When you book a flight from Detroit to Kansas City, it’s well known that you’d best book the trip as early as possible to get the lowest fare. For if you have an emergency and have to book a flight the night before your trip, then it may be best to just cover your eyes when clicking, ‘Purchase’ because it’s going to cost a small fortune. But did you ever stop to think about how backward that is? If there’s still a seat available the day before the flight, shouldn’t the airline be offering that seat at a deep discount in order to fill the seat with you and their coffers with your money? Otherwise, they’re lifting off with empty seats and underutilized capacity.
It turns out that airlines aren’t stupid. They know that they can train us (and have done so very successfully) to book early and not wait until the last minute. By pushing us to buy early to avoid the most expensive last-minute flights, they can actually charge more for all the flights than they could have if they allowed us to wait and wait to see how little we could pay at the end in order to get on our flight. And not only that, but they get to hold our money for weeks or even months while we await the arrival of our travel date. And during that time, they have some very smart people investing that money we ‘loaned them’ in order to bolster their returns. Brilliant.

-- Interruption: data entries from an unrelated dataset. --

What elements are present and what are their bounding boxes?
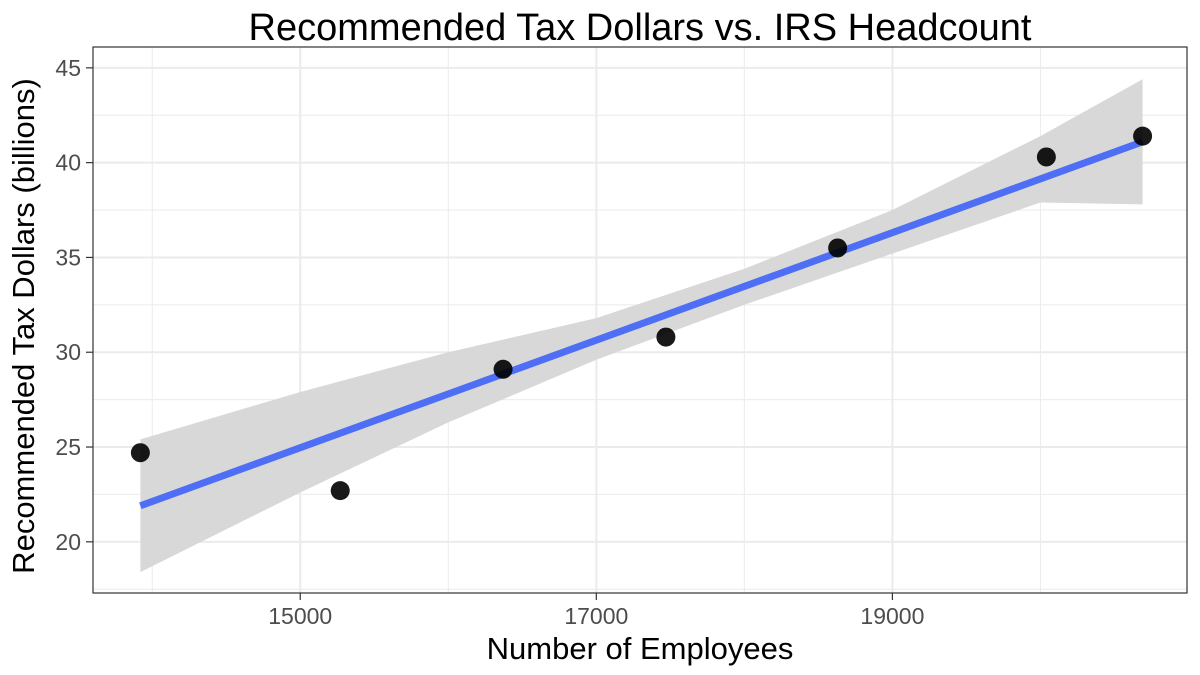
data-point xyxy=(330,481,350,501)
data-point xyxy=(130,443,150,463)
x-tick-label: 19000 xyxy=(860,603,924,629)
y-tick-label: 20 xyxy=(55,529,81,555)
x-tick-label: 17000 xyxy=(564,603,628,629)
data-point xyxy=(828,238,848,258)
data-point xyxy=(493,359,513,379)
data-point xyxy=(1036,147,1056,167)
data-point xyxy=(656,327,676,347)
data-points xyxy=(130,126,1153,501)
x-axis-ticks: 15000 17000 19000 xyxy=(268,593,924,629)
trend-line xyxy=(139,138,1144,510)
plot-panel-border xyxy=(92,46,1188,594)
y-axis-label: Recommended Tax Dollars (billions) xyxy=(6,78,41,574)
x-tick-label: 15000 xyxy=(268,603,332,629)
y-tick-label: 45 xyxy=(55,55,81,81)
y-axis-ticks: 20 25 30 35 40 45 xyxy=(55,55,93,555)
y-tick-label: 35 xyxy=(55,244,81,270)
y-tick-label: 40 xyxy=(55,150,81,176)
chart-title: Recommended Tax Dollars vs. IRS Headcoun… xyxy=(249,7,1032,49)
x-axis-label: Number of Employees xyxy=(487,631,794,666)
y-tick-label: 25 xyxy=(55,434,81,460)
y-tick-label: 30 xyxy=(55,339,81,365)
trend-line-layer xyxy=(139,138,1144,510)
data-point xyxy=(1133,126,1153,146)
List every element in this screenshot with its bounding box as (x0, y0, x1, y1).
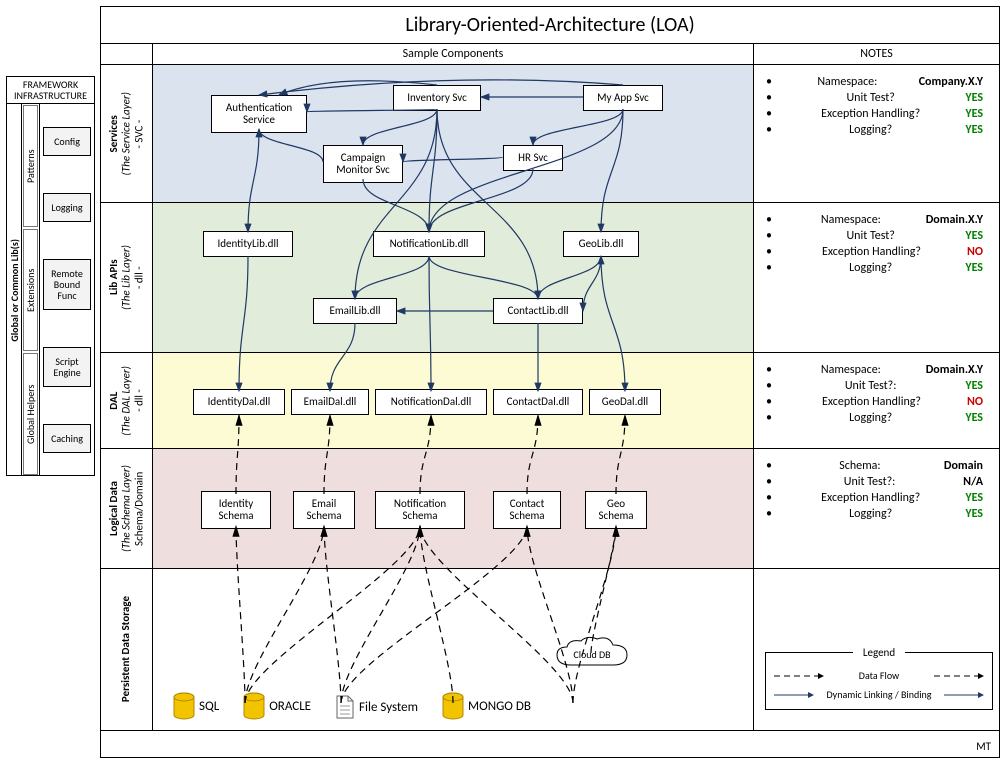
layer-services: Services(The Service Layer)- SVC -Authen… (101, 65, 999, 203)
diagram-title: Library-Oriented-Architecture (LOA) (101, 7, 999, 44)
node-emaillib: EmailLib.dll (313, 298, 397, 324)
layer-libs: Lib APIs(The Lib Layer)- dll -IdentityLi… (101, 203, 999, 353)
layer-content-dal: IdentityDal.dllEmailDal.dllNotificationD… (153, 353, 754, 448)
framework-box: Config (43, 127, 91, 156)
note-item: Exception Handling?YES (778, 107, 991, 121)
framework-box: Script Engine (43, 347, 91, 387)
note-item: Unit Test?:N/A (778, 475, 991, 489)
layer-label-services: Services(The Service Layer)- SVC - (101, 65, 153, 202)
file-icon (335, 694, 355, 720)
layer-content-schema: Identity Schema Email Schema Notification … (153, 449, 754, 568)
note-item: Logging?YES (778, 261, 991, 275)
framework-vert-label: Patterns (23, 105, 38, 227)
framework-box: Caching (43, 424, 91, 453)
database-icon (442, 692, 464, 720)
layer-content-services: Authentication Service Inventory Svc My Ap… (153, 65, 754, 202)
note-item: Unit Test?YES (778, 229, 991, 243)
node-camp: Campaign Monitor Svc (323, 145, 403, 183)
storage-item: File System (335, 694, 418, 720)
storage-item: ORACLE (243, 692, 311, 720)
framework-vert-label: Global Helpers (23, 353, 38, 475)
note-item: Logging?YES (778, 507, 991, 521)
storage-item: MONGO DB (442, 692, 531, 720)
layer-notes-services: Namespace:Company.X.Y Unit Test?YES Except… (754, 65, 999, 202)
database-icon (173, 692, 195, 720)
node-notsch: Notification Schema (375, 491, 465, 529)
svg-text:Cloud DB: Cloud DB (573, 648, 611, 661)
layer-notes-libs: Namespace:Domain.X.Y Unit Test?YES Excepti… (754, 203, 999, 352)
node-idlib: IdentityLib.dll (203, 231, 293, 257)
main-diagram: Library-Oriented-Architecture (LOA) Samp… (100, 6, 1000, 758)
note-item: Namespace:Domain.X.Y (778, 213, 991, 227)
layer-notes-schema: Schema:Domain Unit Test?:N/A Exception Han… (754, 449, 999, 568)
signature: MT (976, 740, 991, 753)
legend: LegendData FlowDynamic Linking / Binding (765, 652, 993, 710)
node-notdal: NotificationDal.dll (375, 389, 487, 415)
framework-vert-label: Extensions (23, 229, 38, 351)
col-header-notes: NOTES (754, 44, 999, 64)
node-notlib: NotificationLib.dll (373, 231, 485, 257)
col-header-components: Sample Components (153, 44, 754, 64)
node-consch: Contact Schema (493, 491, 561, 529)
note-item: Schema:Domain (778, 459, 991, 473)
layer-schema: Logical Data(The Schema Layer)Schema/Dom… (101, 449, 999, 569)
node-iddal: IdentityDal.dll (193, 389, 285, 415)
framework-box: Logging (43, 193, 91, 222)
node-emaildal: EmailDal.dll (291, 389, 369, 415)
framework-infrastructure-panel: FRAMEWORK INFRASTRUCTURE Global or Commo… (6, 76, 95, 476)
node-auth: Authentication Service (211, 95, 307, 133)
framework-outer-vertical: Global or Common Lib(s) (7, 104, 22, 476)
col-header-left (101, 44, 153, 64)
framework-boxes: Config Logging Remote Bound Func Script Eng… (40, 104, 94, 476)
layer-content-libs: IdentityLib.dll NotificationLib.dll GeoLib… (153, 203, 754, 352)
note-item: Unit Test?YES (778, 91, 991, 105)
node-myapp: My App Svc (583, 85, 663, 111)
node-inv: Inventory Svc (393, 85, 481, 111)
note-item: Namespace:Company.X.Y (778, 75, 991, 89)
note-item: Logging?YES (778, 411, 991, 425)
database-icon (243, 692, 265, 720)
layer-label-storage: Persistent Data Storage (101, 569, 153, 730)
note-item: Exception Handling?NO (778, 245, 991, 259)
layer-label-dal: DAL(The DAL Layer)- dll - (101, 353, 153, 448)
node-geodal: GeoDal.dll (589, 389, 661, 415)
cloud-db: Cloud DB (553, 635, 631, 680)
note-item: Namespace:Domain.X.Y (778, 363, 991, 377)
global-common-libs-label: Global or Common Lib(s) (8, 237, 21, 344)
note-item: Exception Handling?YES (778, 491, 991, 505)
layer-notes-dal: Namespace:Domain.X.Y Unit Test?:YES Except… (754, 353, 999, 448)
layer-label-schema: Logical Data(The Schema Layer)Schema/Dom… (101, 449, 153, 568)
layers-container: Services(The Service Layer)- SVC -Authen… (101, 65, 999, 731)
storage-items: SQL ORACLE File System MONGO DB (173, 692, 743, 720)
layer-content-storage: Cloud DB SQL ORACLE File System MONGO DB (153, 569, 754, 730)
storage-item: SQL (173, 692, 219, 720)
framework-vertical-labels: Patterns Extensions Global Helpers (22, 104, 40, 476)
node-idsch: Identity Schema (201, 491, 271, 529)
node-geosch: Geo Schema (585, 491, 647, 529)
node-contlib: ContactLib.dll (493, 298, 583, 324)
node-emsch: Email Schema (293, 491, 355, 529)
diagram-canvas: FRAMEWORK INFRASTRUCTURE Global or Commo… (0, 0, 1006, 764)
layer-dal: DAL(The DAL Layer)- dll -IdentityDal.dll… (101, 353, 999, 449)
note-item: Exception Handling?NO (778, 395, 991, 409)
framework-box: Remote Bound Func (43, 259, 91, 310)
layer-notes-storage: LegendData FlowDynamic Linking / Binding (754, 569, 999, 730)
layer-storage: Persistent Data Storage Cloud DB SQL ORACLE… (101, 569, 999, 731)
layer-label-libs: Lib APIs(The Lib Layer)- dll - (101, 203, 153, 352)
node-contdal: ContactDal.dll (493, 389, 583, 415)
column-headers: Sample Components NOTES (101, 44, 999, 65)
note-item: Logging?YES (778, 123, 991, 137)
node-geolib: GeoLib.dll (563, 231, 639, 257)
node-hr: HR Svc (503, 145, 563, 171)
framework-header: FRAMEWORK INFRASTRUCTURE (7, 77, 94, 104)
note-item: Unit Test?:YES (778, 379, 991, 393)
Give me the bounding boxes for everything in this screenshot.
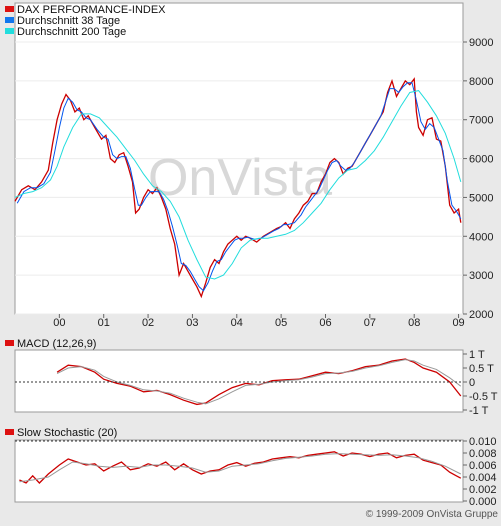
y-tick-label: 0.008: [469, 448, 497, 460]
y-tick-label: 0.002: [469, 484, 497, 496]
x-tick-label: 03: [186, 317, 198, 329]
y-tick-label: 0.010: [469, 436, 497, 448]
stochastic-legend: Slow Stochastic (20): [5, 427, 117, 439]
legend-swatch: [5, 17, 14, 23]
y-tick-label: 0.000: [469, 496, 497, 508]
main-series-group: [14, 77, 462, 299]
x-tick-label: 02: [142, 317, 154, 329]
x-tick-label: 09: [452, 317, 464, 329]
y-tick-label: 5000: [469, 192, 493, 204]
stochastic-series-group: [15, 440, 463, 484]
y-tick-label: 0: [469, 377, 475, 389]
legend-label: DAX PERFORMANCE-INDEX: [17, 4, 166, 16]
y-tick-label: -0.5 T: [469, 391, 498, 403]
series-line-durchschnitt-38-tage: [16, 82, 462, 292]
y-tick-label: -1 T: [469, 405, 489, 417]
y-tick-label: 6000: [469, 154, 493, 166]
macd-series-group: [15, 358, 463, 406]
series-line--d: [19, 453, 462, 483]
series-line-signal: [56, 359, 462, 405]
x-tick-label: 06: [319, 317, 331, 329]
macd-panel-background: [14, 349, 464, 413]
y-tick-label: 0.006: [469, 460, 497, 472]
x-tick-label: 05: [275, 317, 287, 329]
y-tick-label: 1 T: [469, 349, 485, 361]
legend-swatch: [5, 6, 14, 12]
watermark: OnVista: [148, 149, 332, 207]
legend-label: MACD (12,26,9): [17, 338, 96, 350]
legend-swatch: [5, 28, 14, 34]
x-tick-label: 01: [98, 317, 110, 329]
legend-label: Durchschnitt 200 Tage: [17, 26, 126, 38]
legend-label: Slow Stochastic (20): [17, 427, 117, 439]
macd-legend: MACD (12,26,9): [5, 338, 96, 350]
legend-label: Durchschnitt 38 Tage: [17, 15, 120, 27]
copyright-text: © 1999-2009 OnVista Gruppe: [366, 509, 499, 520]
legend-swatch: [5, 340, 14, 346]
macd-y-axis: 1 T 0.5 T 0 -0.5 T -1 T: [463, 349, 498, 417]
main-x-axis: 00 01 02 03 04 05 06 07 08 09: [53, 314, 465, 329]
stochastic-panel-background: [14, 439, 464, 503]
series-line-macd: [56, 358, 462, 406]
y-tick-label: 2000: [469, 309, 493, 321]
main-y-axis: 2000 3000 4000 5000 6000 7000 8000 9000: [463, 37, 493, 321]
y-tick-label: 7000: [469, 115, 493, 127]
x-tick-label: 00: [53, 317, 65, 329]
y-tick-label: 0.5 T: [469, 363, 494, 375]
y-tick-label: 8000: [469, 76, 493, 88]
legend-swatch: [5, 429, 14, 435]
main-grid: [15, 41, 463, 315]
y-tick-label: 9000: [469, 37, 493, 49]
series-line-durchschnitt-200-tage: [14, 90, 462, 280]
x-tick-label: 07: [364, 317, 376, 329]
y-tick-label: 0.004: [469, 472, 497, 484]
x-tick-label: 04: [231, 317, 243, 329]
y-tick-label: 3000: [469, 270, 493, 282]
y-tick-label: 4000: [469, 231, 493, 243]
x-tick-label: 08: [408, 317, 420, 329]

In many ways, the investing markets offer a similar opportunity to really smart investors, but we get to be the airline in this case. You see, when we get money in the market early, and keep it in there, our ‘ticket price’ is working for us and not against us as it does when we buy an airline ticket long before that seat would have been sold to someone else. In other words, time is an ally in investing while time is your enemy when playing the airline fare game; that is, unless you’re the airline.
In both scenarios, there’s risk present, always is. Airlines know this, so they offer optional insurance against a change in your plans. If you pay the insurance premium, an illness or emergency doesn’t mean you lose your fare; you can exercise the insurance policy and be made whole again, minus the cost of the insurance. If you don’t need to change your plans, you’re out the insurance cost. In investing, there are all sorts of insurance policies available. Everything from options on stocks to guaranteed annuities or CDs, even diversification into bonds is a form of insurance against unforeseen circumstances threatening your stock position in the market. The downside, of course, is the cost of the insurance. In fact, it can be argued that the best long-term portfolio is 100% stocks. Over very long periods of time, stocks win. But shorten the time horizon, and the risk present in stocks may warrant buying a form of insurance against a stock market emergency or illness that may arise precisely when you need the money.
Whether you’re headed out to see your aunt in Denver or saving for a (hopefully) long retirement, it pays to plan as far in advance as possible. Because life happens though, recognizing the benefits of ‘insurance’ can help to manage risk in such a way that you’re likely to reach your destination eventually and safely, it might just take you a bit longer to do so.